Orson Welles Commentaries

(1945) Fifteen-minute radio editorials, news, and political commentary. Sponsored by Lear Radios. ABC.

During World War II, Welles often expressed his policital and social views on the air, supporting the Democratic Party or the war-effort in general. From January to June 1945, the New York Post syndicated a regular editorial column by Welles that combined Hollywood gossip and policital content. As the Hollywood content lost out to policital commentary, the Post dropped the column. Orson Welles Commentaries are a continuation of this effort, again combining Hollywood and Broadway news and opinion with Welles's liberal policital views.

The most famous episodes address the case of Isaac Woodard, Jr., a decorated African-American solider badly beaten and blinded by police in South Carolina. Welles drew attention to the injustice over a series of weeks, bringing it to national attention and naming the officer responsible for the assault.



First episode of the "Orson Welles Commentaries" program.

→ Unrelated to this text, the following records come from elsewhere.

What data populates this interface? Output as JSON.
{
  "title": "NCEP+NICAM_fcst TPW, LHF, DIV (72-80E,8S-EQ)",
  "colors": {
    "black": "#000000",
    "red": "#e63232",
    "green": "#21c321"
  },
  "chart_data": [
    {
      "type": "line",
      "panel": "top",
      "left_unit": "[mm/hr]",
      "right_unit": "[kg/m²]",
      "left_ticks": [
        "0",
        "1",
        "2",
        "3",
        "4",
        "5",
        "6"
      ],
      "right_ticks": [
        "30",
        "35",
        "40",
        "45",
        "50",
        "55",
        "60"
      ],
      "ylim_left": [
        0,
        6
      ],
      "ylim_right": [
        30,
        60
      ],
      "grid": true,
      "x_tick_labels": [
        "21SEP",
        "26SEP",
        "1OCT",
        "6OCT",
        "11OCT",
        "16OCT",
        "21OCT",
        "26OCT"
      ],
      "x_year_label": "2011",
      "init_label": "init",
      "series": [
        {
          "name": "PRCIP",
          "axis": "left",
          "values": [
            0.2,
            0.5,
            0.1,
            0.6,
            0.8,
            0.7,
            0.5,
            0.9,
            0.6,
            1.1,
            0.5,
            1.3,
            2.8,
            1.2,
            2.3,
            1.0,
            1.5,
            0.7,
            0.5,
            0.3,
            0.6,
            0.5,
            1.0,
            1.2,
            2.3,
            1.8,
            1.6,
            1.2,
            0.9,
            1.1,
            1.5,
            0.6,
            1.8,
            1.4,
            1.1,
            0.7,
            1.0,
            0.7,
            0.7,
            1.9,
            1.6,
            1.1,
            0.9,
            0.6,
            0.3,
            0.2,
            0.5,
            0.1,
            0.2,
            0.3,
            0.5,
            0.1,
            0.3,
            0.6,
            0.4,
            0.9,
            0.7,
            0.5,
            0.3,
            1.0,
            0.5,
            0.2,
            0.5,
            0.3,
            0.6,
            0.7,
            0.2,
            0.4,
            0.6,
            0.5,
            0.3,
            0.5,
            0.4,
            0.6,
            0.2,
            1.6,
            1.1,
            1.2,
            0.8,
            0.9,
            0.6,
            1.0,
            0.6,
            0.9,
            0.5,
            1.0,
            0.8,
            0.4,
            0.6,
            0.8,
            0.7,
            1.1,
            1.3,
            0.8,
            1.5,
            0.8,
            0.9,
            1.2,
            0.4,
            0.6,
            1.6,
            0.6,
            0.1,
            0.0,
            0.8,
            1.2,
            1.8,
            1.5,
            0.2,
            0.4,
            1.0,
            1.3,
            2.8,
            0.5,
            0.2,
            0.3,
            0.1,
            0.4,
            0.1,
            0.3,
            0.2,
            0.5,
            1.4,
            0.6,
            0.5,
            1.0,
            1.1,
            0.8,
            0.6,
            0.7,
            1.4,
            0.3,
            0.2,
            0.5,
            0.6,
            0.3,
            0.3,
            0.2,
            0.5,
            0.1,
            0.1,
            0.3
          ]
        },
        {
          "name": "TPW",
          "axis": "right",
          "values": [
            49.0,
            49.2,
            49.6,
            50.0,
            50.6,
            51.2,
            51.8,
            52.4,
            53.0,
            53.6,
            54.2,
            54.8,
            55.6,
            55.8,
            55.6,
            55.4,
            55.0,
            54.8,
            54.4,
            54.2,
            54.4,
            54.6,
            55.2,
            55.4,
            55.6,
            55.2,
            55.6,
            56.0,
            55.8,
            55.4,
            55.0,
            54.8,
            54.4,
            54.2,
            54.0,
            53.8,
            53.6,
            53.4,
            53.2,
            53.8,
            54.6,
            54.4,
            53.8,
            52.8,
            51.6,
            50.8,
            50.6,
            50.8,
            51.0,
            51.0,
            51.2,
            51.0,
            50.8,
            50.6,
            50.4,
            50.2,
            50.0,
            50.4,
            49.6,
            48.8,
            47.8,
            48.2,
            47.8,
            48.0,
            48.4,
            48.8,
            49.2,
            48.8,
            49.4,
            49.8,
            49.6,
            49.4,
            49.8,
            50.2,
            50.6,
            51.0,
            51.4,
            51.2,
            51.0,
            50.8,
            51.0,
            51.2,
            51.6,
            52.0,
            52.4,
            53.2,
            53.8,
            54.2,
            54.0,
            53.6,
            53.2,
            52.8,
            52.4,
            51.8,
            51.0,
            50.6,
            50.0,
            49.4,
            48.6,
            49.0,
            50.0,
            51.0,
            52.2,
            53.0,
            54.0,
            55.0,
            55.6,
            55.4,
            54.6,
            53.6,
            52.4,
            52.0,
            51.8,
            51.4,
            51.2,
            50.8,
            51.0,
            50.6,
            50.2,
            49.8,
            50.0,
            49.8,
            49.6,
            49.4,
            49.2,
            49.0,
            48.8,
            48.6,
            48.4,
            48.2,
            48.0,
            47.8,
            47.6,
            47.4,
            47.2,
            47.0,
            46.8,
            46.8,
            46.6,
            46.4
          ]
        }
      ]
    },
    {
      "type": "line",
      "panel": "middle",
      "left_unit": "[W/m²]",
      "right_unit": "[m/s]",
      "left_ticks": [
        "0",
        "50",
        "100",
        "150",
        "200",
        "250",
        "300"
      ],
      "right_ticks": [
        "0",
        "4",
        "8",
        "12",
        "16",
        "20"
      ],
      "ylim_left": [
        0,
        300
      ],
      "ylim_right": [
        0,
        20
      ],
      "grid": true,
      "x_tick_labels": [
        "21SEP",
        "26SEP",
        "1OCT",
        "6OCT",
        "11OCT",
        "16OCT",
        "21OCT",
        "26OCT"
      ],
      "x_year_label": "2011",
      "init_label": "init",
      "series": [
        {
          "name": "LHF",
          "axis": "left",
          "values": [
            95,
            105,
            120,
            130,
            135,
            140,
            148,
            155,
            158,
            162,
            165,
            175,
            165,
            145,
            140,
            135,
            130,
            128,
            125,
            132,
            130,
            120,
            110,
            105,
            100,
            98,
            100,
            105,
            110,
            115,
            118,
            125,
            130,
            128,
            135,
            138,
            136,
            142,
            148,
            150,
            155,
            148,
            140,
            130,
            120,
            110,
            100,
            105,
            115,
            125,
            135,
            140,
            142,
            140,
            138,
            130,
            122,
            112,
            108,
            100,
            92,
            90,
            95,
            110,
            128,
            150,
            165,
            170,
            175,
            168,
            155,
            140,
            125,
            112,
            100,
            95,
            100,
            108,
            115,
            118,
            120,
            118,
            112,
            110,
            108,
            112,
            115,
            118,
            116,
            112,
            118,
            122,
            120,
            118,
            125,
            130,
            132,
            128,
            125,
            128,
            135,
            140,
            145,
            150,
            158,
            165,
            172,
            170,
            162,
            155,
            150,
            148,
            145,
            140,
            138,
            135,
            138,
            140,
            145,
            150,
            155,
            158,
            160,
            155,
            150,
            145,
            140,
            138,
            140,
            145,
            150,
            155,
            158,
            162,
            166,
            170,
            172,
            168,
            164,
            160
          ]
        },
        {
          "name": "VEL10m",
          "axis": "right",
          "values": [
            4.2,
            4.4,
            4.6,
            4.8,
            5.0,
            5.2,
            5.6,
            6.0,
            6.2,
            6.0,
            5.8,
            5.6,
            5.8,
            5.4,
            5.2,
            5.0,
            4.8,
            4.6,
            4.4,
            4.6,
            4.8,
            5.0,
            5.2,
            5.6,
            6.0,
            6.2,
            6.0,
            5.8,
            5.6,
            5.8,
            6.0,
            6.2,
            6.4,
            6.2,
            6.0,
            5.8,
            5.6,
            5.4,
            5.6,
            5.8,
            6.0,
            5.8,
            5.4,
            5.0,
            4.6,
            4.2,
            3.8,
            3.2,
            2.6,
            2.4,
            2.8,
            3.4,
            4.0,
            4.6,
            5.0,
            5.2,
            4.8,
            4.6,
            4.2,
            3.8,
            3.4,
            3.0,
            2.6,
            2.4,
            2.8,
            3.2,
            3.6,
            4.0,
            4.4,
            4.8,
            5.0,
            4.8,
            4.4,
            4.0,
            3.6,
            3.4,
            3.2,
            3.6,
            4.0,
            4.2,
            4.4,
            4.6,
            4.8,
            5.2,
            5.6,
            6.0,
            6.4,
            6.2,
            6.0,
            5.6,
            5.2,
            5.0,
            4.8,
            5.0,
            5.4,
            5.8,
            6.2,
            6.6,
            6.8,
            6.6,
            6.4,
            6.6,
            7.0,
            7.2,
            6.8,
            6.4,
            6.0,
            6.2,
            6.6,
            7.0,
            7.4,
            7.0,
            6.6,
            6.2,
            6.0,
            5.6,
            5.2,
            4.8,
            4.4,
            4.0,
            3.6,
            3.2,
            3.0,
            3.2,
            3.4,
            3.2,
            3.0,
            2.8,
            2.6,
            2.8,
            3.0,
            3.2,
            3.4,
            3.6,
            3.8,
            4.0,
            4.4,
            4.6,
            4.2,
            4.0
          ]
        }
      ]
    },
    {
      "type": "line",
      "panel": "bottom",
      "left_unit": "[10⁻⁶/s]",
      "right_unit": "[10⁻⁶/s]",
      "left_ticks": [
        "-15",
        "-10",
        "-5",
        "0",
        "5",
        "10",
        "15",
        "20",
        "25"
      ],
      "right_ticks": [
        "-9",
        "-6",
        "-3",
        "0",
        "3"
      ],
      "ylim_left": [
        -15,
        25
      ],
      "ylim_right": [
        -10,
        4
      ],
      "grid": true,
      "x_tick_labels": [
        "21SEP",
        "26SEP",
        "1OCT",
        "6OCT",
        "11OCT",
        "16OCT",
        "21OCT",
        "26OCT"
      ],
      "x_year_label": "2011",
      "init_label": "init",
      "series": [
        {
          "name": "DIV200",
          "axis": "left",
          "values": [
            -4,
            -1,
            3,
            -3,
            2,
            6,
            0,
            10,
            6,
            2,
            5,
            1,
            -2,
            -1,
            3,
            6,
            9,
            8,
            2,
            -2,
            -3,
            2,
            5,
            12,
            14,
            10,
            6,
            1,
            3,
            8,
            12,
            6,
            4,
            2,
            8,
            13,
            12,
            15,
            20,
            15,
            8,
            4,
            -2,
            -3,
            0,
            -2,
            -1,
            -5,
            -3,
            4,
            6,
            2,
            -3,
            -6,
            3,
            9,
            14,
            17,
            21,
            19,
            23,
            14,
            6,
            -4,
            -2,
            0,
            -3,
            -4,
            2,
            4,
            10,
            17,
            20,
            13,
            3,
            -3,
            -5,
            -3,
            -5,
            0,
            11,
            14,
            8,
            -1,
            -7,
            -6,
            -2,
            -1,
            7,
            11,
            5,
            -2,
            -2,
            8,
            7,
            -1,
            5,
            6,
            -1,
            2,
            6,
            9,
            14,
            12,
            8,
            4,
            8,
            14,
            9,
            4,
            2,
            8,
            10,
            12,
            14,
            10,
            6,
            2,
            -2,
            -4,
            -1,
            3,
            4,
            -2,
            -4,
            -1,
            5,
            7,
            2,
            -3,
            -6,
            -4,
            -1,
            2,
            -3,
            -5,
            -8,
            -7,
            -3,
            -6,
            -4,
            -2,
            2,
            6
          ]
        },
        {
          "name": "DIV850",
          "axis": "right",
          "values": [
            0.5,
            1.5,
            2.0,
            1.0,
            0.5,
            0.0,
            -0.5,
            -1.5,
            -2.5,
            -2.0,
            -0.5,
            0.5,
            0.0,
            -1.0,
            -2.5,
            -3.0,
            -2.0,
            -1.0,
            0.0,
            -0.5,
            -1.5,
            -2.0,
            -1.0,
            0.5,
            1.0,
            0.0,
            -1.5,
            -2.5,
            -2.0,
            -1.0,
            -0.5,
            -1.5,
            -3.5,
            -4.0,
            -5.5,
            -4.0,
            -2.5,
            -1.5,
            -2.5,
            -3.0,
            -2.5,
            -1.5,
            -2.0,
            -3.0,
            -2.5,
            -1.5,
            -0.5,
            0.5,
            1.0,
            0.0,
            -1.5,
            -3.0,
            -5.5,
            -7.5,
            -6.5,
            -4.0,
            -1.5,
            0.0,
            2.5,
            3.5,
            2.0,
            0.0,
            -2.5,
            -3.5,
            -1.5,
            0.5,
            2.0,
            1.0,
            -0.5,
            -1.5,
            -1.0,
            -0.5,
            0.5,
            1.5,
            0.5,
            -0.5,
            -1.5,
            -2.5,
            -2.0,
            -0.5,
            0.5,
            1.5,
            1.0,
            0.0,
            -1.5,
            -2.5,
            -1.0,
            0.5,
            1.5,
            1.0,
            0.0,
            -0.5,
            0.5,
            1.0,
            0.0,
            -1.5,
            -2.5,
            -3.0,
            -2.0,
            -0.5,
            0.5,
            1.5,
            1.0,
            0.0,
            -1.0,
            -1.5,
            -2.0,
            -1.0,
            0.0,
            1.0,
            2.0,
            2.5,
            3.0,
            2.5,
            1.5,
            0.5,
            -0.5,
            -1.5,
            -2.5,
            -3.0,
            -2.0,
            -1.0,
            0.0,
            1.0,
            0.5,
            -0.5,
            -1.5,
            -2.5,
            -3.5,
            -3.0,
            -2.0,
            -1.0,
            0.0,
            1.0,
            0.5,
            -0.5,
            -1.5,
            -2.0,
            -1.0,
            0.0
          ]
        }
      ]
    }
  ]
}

Welles tells Robert J. Flaherty's "The Story of Bonito ,the Bull". The story was previously a part of Welles' unfinished film "It's All True".



Unable to host because of illness, Welles is replaced by George Hays.



In this episode, Welles speaks about black war veteran Isaac Woodard, Jr., who was beaten by police in South Carolina. Mr. Woodard was blinded because of the beating.



Second episode about Mr. Isaac Woodard, Jr.



Third episode about Mr. Isaac Woodard, Jr.



Fourth episode about Mr. Isaac Woodard, Jr.



Fifth and final episode about Mr. Isaac Woodard, Jr.